Tara was just a few feet away when he finally noticed her. His face lit up with a broad grin, and he shut off the drill.

“You’re here.” He glanced up at the sun, already low over the mountains. “I must have lost track of time.”

“Putting in a new fence?” she asked, looking at the line of metal posts that he’d put in place. It seemed like an odd location, right in the middle of the field, but then he often practiced rotational grazing, pushing large numbers of animals though small areas of land so that they would graze it down completely before moving on. He usually used mobile electric fencing for that, though.

“Sort of.” He moved closer and greeted her with a kiss. “I’m building an aviary.”

She gaped at the line of fence posts, overwhelmed, and Liam put a strong arm around her waist. The space that he had laid out was huge, easily twice the size of the already generous aviary that her macaws had at home. It was a huge expense, and for a pair of animals who were nothing but an extravagance. For a rancher to give such a beautiful piece of land to a couple of birds was an immense act of generosity.

“It’s too much,” she said, her voice faltering. There were fruit trees in the perimeter he’d laid out, and his house stood on the nearest hill. He was essentially giving his backyard over to the macaws.

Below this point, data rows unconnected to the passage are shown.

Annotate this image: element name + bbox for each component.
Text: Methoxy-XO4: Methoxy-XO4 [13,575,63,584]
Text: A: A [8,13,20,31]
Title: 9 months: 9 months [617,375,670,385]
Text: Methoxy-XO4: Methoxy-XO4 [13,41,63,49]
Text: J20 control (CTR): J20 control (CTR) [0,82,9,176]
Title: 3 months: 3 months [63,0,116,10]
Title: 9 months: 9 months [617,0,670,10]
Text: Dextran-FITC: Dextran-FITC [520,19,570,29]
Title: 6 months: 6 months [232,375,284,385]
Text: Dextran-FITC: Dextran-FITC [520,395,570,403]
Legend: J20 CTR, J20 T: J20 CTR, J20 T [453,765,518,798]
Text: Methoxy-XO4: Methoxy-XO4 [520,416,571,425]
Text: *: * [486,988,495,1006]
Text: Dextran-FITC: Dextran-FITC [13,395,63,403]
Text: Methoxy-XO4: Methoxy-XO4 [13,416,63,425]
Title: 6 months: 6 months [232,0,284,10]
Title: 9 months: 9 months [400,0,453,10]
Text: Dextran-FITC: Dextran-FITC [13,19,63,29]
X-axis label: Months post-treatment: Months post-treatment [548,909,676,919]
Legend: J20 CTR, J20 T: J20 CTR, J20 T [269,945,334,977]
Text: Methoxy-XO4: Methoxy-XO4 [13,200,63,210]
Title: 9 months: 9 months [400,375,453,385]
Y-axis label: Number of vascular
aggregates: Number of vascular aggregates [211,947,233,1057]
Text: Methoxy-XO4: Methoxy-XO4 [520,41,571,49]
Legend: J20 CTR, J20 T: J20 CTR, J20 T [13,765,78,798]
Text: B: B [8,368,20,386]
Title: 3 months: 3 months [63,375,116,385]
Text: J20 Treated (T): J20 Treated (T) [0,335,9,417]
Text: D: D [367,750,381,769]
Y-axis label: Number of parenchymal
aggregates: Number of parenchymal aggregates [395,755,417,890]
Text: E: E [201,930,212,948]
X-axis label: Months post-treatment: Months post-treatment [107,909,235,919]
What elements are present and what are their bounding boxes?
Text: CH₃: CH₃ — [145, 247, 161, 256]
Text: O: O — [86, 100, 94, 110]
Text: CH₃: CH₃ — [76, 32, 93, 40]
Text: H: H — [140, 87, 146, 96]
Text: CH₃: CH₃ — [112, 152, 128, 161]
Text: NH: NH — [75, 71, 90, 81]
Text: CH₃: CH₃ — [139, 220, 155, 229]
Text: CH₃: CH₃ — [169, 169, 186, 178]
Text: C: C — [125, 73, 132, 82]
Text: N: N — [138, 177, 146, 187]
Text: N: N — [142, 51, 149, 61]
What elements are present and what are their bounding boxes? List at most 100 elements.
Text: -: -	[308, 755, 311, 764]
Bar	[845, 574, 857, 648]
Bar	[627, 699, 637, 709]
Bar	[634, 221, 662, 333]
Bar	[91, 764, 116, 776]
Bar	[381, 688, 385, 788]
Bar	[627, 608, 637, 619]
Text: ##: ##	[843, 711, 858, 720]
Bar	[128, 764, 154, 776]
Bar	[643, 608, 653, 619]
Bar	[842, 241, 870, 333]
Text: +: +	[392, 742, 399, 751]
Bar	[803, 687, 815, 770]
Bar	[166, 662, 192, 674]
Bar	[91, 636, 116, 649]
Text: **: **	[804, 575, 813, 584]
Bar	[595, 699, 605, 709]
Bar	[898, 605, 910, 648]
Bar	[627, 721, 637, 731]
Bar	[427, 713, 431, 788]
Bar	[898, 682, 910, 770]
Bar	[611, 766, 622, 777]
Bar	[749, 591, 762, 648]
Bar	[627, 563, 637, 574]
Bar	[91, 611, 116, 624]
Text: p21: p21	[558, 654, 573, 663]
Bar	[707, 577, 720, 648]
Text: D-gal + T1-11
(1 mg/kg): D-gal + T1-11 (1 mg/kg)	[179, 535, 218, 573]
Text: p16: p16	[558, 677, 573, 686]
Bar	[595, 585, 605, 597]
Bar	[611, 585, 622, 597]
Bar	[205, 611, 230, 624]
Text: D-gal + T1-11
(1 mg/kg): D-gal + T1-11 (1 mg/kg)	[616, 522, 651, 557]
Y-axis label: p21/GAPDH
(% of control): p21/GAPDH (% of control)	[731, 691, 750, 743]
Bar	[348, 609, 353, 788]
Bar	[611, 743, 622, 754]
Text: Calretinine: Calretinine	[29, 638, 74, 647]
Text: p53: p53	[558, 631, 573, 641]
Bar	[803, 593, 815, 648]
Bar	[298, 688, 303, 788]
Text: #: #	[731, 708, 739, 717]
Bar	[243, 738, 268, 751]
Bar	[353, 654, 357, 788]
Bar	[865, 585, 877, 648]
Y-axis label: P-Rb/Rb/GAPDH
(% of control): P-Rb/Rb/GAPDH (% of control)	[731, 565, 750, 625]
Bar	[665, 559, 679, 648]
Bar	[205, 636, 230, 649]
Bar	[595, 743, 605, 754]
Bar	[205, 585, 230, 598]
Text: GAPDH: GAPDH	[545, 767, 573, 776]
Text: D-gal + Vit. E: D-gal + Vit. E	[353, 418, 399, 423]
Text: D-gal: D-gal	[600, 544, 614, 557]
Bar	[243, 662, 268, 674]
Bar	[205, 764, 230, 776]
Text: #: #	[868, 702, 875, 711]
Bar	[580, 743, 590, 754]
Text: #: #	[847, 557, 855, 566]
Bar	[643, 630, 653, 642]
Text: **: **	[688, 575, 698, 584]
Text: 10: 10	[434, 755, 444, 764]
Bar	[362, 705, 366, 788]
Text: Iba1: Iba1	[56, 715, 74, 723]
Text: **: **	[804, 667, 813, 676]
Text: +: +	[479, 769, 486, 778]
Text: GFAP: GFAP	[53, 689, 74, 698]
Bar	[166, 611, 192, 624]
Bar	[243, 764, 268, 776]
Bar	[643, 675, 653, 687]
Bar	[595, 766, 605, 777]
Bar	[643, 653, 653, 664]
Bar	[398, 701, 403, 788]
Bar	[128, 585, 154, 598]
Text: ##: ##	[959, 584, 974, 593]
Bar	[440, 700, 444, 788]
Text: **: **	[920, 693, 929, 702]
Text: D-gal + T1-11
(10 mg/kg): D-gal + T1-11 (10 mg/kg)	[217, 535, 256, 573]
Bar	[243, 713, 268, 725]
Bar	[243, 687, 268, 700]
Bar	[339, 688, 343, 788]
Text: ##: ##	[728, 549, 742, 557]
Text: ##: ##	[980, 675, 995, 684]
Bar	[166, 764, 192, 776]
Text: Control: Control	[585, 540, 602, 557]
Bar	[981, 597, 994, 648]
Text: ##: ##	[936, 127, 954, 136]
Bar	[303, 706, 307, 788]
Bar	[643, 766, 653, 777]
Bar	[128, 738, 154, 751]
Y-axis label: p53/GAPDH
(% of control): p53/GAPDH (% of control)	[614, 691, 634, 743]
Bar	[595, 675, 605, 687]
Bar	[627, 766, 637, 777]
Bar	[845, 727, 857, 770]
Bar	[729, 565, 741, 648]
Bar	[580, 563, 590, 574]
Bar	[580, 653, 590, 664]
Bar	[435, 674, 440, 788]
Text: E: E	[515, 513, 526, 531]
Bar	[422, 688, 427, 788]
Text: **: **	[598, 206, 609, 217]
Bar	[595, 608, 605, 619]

“This is where we had a trampoline when the kids were little, do you remember?”

She nodded, her mind traveling back through the years. “A picnic table too. You used to have Maddie’s birthday parties back here.”

“She practically grew up in this little field. But it’s been looking so sad lately. The trampoline was disintigrating, and the picnic table too. It was a relief to haul out the junk.”

“She doesn’t mind you turning her old playground into an aviary?”

“You know Maddie. She’s an animal lover. She’s excited to have the birds up here.”

Tara sighed and leaned into him. “I don’t know how to thank you.”

He held her close and kissed her just above her cheekbone. “You being here is enough.”

“Is it?”

“I feel such a deep sense of peace when you’re here with me. I’ve always wanted to go and do and build. There was a sort of restlessness in my chest, always. But with you next to me, I could be happy just sitting in a couple of rocking chairs on the lanai.”

“We’re not that ancient yet.”

“Give it a few more months, grandma.”

She pressed her face into the crook of his neck and let out a muffled groan.

“You’ll love that baby as much as you loved your own,” he said with a laugh. “It’ll be all of the joy and none of the pacing the house at three in the morning.”

She lifted her head and took a breath. She wasn’t ready to think about becoming a grandmother, not yet. In that moment, it was enough to stand with him in the gentle evening sunlight, enjoying the quiet sheltered hollow he had chosen for the macaws.

“It’s official,” she told him. “As of today, the house is on the market.”

He put a hand under her chin to tilt her face up and then kissed her, long and slow. When he finally broke away, he smiled down at her and said, “I’d better get this aviary up, then.”

“I’ll help.”

In the last of the day’s golden light, they set about building their new life. Together.